While the climate crisis affects all living things, the latest Intergovernmental Panel on Climate Change (IPCC, 2021), has highlighted its unequal consequences across our globe and drawn attention to the disproportionate impact of climate disruptions on the world’s most vulnerable populations. In fact, some have even argued that the climate crisis is a crisis of racial colonial capitalism (Simpson and Choy, 2023). Bolivian President, Luis Arce Catacora has expressed his concern about a new carbon colonialism, whereby post-colonial countries are marginalized in international negotiations and power matrices. Asad Rehman, a leading climate activist, has referred to an economic and climate apartheid pointing to uneven vulnerabilities and inequitable implementation of policies (Bond, 2018).

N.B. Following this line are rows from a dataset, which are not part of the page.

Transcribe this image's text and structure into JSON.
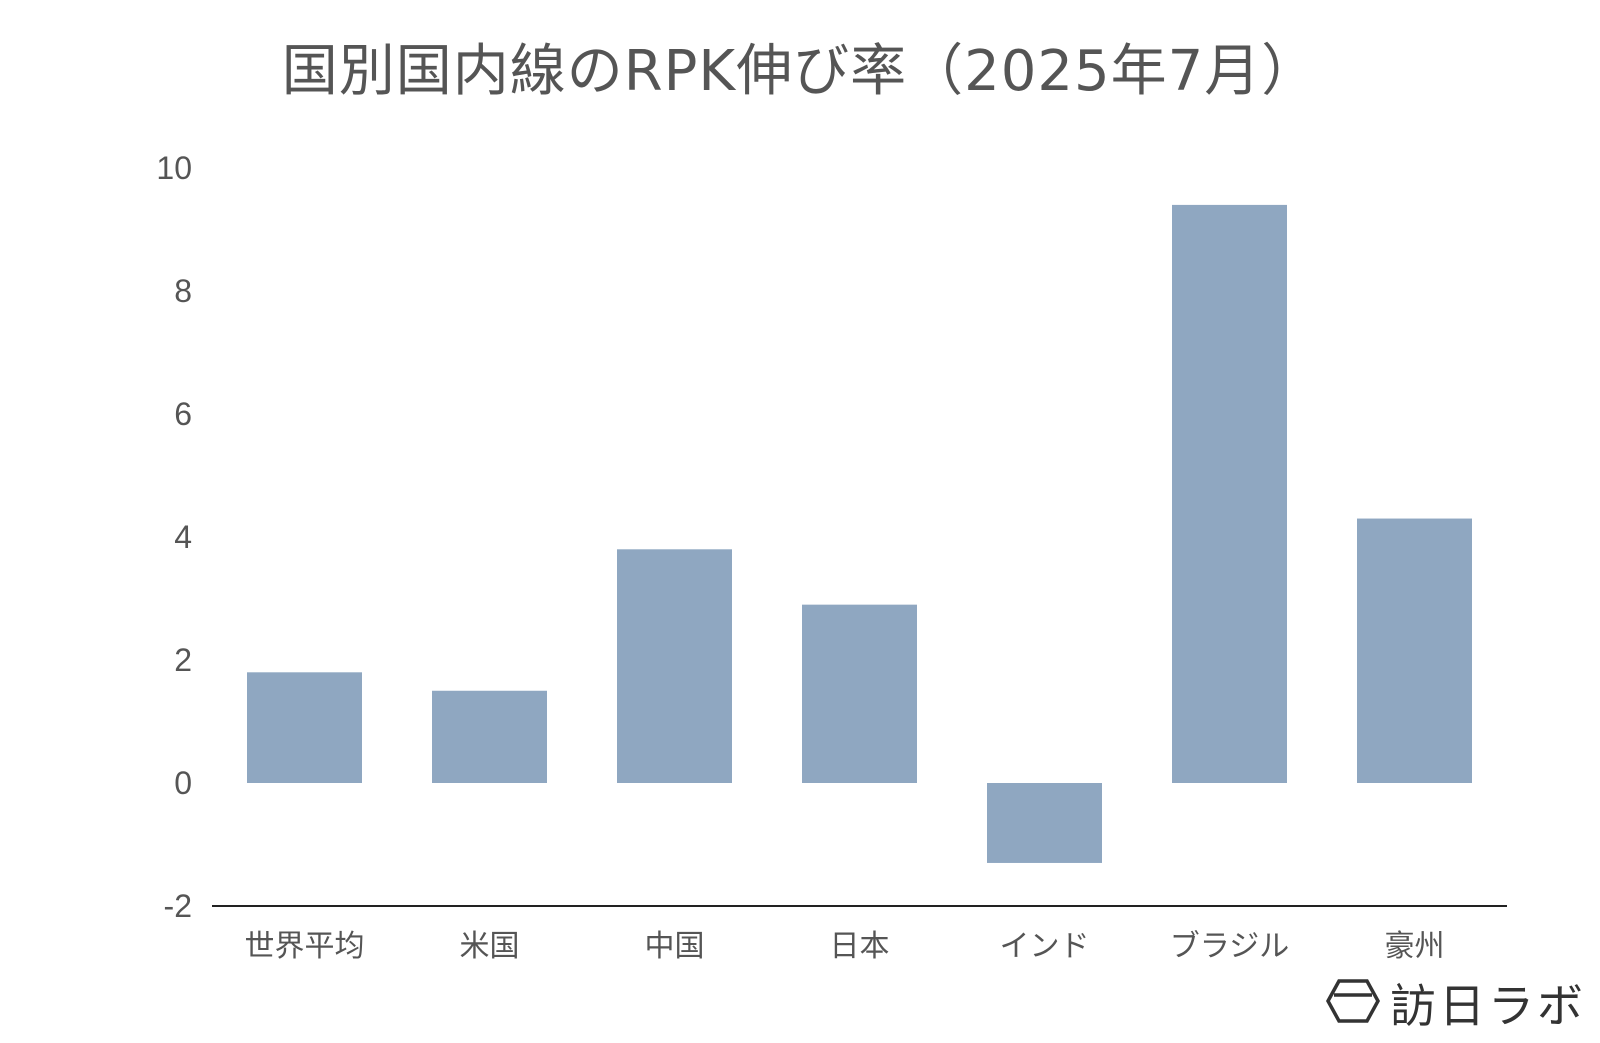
{
  "chart_data": {
    "type": "bar",
    "title": "国別国内線のRPK伸び率（2025年7月）",
    "categories": [
      "世界平均",
      "米国",
      "中国",
      "日本",
      "インド",
      "ブラジル",
      "豪州"
    ],
    "values": [
      1.8,
      1.5,
      3.8,
      2.9,
      -1.3,
      9.4,
      4.3
    ],
    "yticks": [
      "10",
      "8",
      "6",
      "4",
      "2",
      "0",
      "-2"
    ],
    "ylim": [
      -2,
      10
    ],
    "xlabel": "",
    "ylabel": "",
    "grid": false,
    "legend": "none",
    "bar_color": "#8fa7c1",
    "axis_color": "#222222"
  },
  "brand": {
    "name": "訪日ラボ",
    "icon": "hexagon-logo-icon"
  }
}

The climate crisis is inextricably linked to questions of justice. In order to avert a total climate catastrophe, climate governance must urgently focus on issues of justice as not only a moral and ethical imperative but a social and political one (Harris, 2021, Boyce, 2019).
Climate justice underlines the structural inequalities that contribute to climate inequalities and human rights abuses. By approaching the issue from diverse perspectives including those of "culture, gender, indigeneity, race, and sexuality” it seeks to explore the underlying causes of the climate chaos and map out theoretically informed practices and strategies (Bhavnani, Foran, Kurian and Munshi, 2019). Underlining issues of differential exposure, risk and vulnerability, critical climate justice focuses on equity considerations, accountability and obligations for a critical climate justice praxis (Sultana, 2021).
This paper will focus on an intersectional, transformative, critical climate justice for effective climate governance. The ways in which colonial and neocolonial structures have been reproduced and the coloniality of knowledge will be discussed. The paper will further address the relationship between climate policies and the widespread practices of silencing and marginalizing “the ways of knowing and experiences of those most affected” by the climate crisis (Grosfoguel, 2002, Wilkins and Datchoua-Tirvaudey, 2022, Escobar, 2011, Rodríguez and Inturias, 2018). Drawing upon the work of Aníbal Quijano and Cedric Robinson, the intimate link between capitalism and racism will be explored in the context of the present climate crisis, that can only be addressed by looking at cartographies of dominance and the way colonialism and modernity have shaped the present global landscape (Quijano, 2000, Robinson, 2000).
The presentation will also look at the distribution of resources and burden-sharing in order to mitigate and adapt to climate change. It will examine access to negotiations for all stakeholders and the rules of engagement and participation in policy formation (Wilkins and Datchoua-Tirvaudey, 2022). The discussion will focus on recognitional, procedural and distributional justice (Schlosberg, 2007; Caney, 2014) in order to strengthen a multi-level and multi-stakeholder climate governance (Huntjens and Zhang, 2016). Recent work by Simpson and Choy on decolonial climate justice movements will also be reviewed (Simpson and Choy, 2023).